Now, even though I don't have kids, and recall thoroughly enjoying sex back in the day, I found myself shocked that a scene like that was being depicted during what the networks call "The Family Hour." I simply couldn't imagine being a parent sitting there with an 8 year old kid trying to explain why the Dad and his son were moaning so loudly while they looked at the lady. But I COULD imagine feeling pissed at having to do that during a viewing time that's supposed to be "safe."

Then I happened to catch an episode or two of "Two and a Half Men," which is only missing One and a Half Horsemen of the Apocalypse as far as I'm concerned before the Lake of Fire opens up and swallows us all. Forget the fact that show's the jillion dollar per episode "star" is an erratic, allegedly sex-obsessed, knife-wielding drug abuser who gets paid handsomely to basically portray himself every week. What I understand least about that show is how the kid star's parents allowed him to utter completely inappropriate sexualized dialogue, or to be exposed to it, on a regular basis. And then I remembered that the kid probably shagged a six-figure salary every week himself.

I could go on and on with these kinds of examples, but it almost seems too quaintly absurd. I mean, I'm the gal who thought my best friend Faith would be surely singed by a thunderbolt for the poster of a half-naked, leopardskin wearing Prince in her Northwestern dorm room 31 years ago. The way musical lyrics have been sexualized and degraded since then, vintage Prince almost sounds like Mr. Rogers. Come to think of it, my boy Cee-Lo crooning "F--k You," is almost a balm to my ears.

But then the other day, I was wasting precious moments of my remaining lifespan watching another American reject sitcom on cable, and I had an epiphany about why most Africans blame Western culture for spreading its sinful influence around the world. It was a scene from some banal bulls--t program called "Romantically Challenged," already canceled but most notable for highlighting the tragic arc of the less-than-talented Alyssa Milano's career. Anyway, the scene was a couple in the bedroom, and she was on all fours on the bed, and to paraphrase the zany dialogue, she was ordering him to treat her like a dirty girl.

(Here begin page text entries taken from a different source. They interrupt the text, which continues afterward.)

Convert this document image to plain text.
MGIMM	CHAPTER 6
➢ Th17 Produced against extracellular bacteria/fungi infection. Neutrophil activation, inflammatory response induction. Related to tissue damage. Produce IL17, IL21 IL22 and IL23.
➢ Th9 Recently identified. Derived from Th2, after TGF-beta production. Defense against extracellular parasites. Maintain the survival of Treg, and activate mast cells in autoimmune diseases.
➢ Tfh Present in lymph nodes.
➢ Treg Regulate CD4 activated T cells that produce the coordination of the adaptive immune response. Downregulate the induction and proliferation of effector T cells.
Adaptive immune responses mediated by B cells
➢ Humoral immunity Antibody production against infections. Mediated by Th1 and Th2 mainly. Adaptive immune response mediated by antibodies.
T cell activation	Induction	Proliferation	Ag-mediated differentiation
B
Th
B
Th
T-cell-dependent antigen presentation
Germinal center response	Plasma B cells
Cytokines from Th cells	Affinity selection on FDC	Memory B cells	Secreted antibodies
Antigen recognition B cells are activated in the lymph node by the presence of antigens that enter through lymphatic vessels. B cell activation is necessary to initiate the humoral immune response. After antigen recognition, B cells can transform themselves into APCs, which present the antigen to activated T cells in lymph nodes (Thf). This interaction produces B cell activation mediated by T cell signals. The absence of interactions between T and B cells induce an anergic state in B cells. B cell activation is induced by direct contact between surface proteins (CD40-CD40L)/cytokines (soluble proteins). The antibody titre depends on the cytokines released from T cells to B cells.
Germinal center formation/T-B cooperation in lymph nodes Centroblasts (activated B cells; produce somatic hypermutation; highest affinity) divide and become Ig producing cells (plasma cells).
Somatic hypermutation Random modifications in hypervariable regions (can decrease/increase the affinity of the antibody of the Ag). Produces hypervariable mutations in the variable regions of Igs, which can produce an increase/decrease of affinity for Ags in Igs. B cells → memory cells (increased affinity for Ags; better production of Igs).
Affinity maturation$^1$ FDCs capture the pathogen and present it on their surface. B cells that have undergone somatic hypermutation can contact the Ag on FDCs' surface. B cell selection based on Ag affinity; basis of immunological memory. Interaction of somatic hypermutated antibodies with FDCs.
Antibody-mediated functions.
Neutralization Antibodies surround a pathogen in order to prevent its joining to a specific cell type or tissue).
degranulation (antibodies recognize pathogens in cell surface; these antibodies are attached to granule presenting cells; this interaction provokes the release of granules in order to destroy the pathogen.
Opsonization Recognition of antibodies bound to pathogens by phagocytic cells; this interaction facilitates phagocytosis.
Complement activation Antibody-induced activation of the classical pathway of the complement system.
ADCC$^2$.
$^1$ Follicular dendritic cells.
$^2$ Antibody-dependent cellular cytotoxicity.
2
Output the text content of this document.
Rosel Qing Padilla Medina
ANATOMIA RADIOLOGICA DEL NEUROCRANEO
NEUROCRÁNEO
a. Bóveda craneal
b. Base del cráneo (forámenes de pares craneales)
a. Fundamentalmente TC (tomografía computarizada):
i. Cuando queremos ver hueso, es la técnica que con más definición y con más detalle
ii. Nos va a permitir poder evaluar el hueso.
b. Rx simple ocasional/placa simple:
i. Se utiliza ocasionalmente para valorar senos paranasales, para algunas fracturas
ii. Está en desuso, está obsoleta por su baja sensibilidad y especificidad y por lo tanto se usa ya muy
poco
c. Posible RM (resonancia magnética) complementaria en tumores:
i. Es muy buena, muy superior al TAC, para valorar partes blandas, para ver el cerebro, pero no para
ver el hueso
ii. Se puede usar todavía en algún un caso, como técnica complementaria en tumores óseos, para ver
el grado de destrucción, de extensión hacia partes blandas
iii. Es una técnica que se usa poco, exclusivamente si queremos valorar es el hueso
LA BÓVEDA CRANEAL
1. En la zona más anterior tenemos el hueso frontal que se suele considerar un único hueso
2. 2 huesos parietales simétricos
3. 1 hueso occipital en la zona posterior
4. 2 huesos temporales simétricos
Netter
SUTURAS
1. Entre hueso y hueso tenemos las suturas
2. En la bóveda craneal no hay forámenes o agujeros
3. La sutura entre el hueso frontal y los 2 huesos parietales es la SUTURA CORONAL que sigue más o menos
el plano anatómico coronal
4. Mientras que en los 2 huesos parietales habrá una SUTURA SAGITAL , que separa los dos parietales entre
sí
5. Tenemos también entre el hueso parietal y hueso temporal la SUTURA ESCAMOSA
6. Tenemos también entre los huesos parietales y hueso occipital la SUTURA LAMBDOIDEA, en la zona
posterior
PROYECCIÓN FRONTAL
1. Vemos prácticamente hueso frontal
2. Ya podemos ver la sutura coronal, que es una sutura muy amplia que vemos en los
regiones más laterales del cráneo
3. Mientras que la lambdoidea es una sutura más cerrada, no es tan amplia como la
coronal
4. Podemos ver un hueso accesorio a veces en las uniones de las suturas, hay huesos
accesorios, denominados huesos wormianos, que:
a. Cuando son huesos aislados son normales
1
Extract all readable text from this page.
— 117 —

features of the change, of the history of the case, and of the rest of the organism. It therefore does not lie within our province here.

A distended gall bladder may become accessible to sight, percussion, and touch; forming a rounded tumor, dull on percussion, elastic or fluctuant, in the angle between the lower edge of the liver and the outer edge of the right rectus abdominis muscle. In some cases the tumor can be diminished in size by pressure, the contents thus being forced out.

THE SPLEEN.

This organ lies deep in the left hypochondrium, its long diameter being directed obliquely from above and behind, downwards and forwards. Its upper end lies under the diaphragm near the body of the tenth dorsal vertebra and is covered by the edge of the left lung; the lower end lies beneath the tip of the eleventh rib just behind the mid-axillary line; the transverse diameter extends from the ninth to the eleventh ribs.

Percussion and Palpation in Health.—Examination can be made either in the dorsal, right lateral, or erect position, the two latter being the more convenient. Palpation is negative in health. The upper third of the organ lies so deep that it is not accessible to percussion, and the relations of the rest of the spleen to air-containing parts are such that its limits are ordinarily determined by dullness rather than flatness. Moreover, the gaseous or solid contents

I sat there stunned into a sort of psychic paralysis. I mean, that show was on ABC. Free Network TV. Okay, maybe it ran during the 9 to 11 time slot, which I believe is beyond "Family Hour" (if that concept even exists anymore). But I'm sorry, I look for that kind of fare on Showtime or HBO. I can even appreciate the artistic value of such a scene if executed skillfully. Whatever, it just ain't appropriate for a situation-comedy on Disney-owned ABC. No way, no how.

So, to use a phrase I've learned since living in Kenya, American culture needs to pull up its socks. But then, I suppose since I'm still groovin' to Cee-Lo every chance I get, maybe I need to pull mine up, too.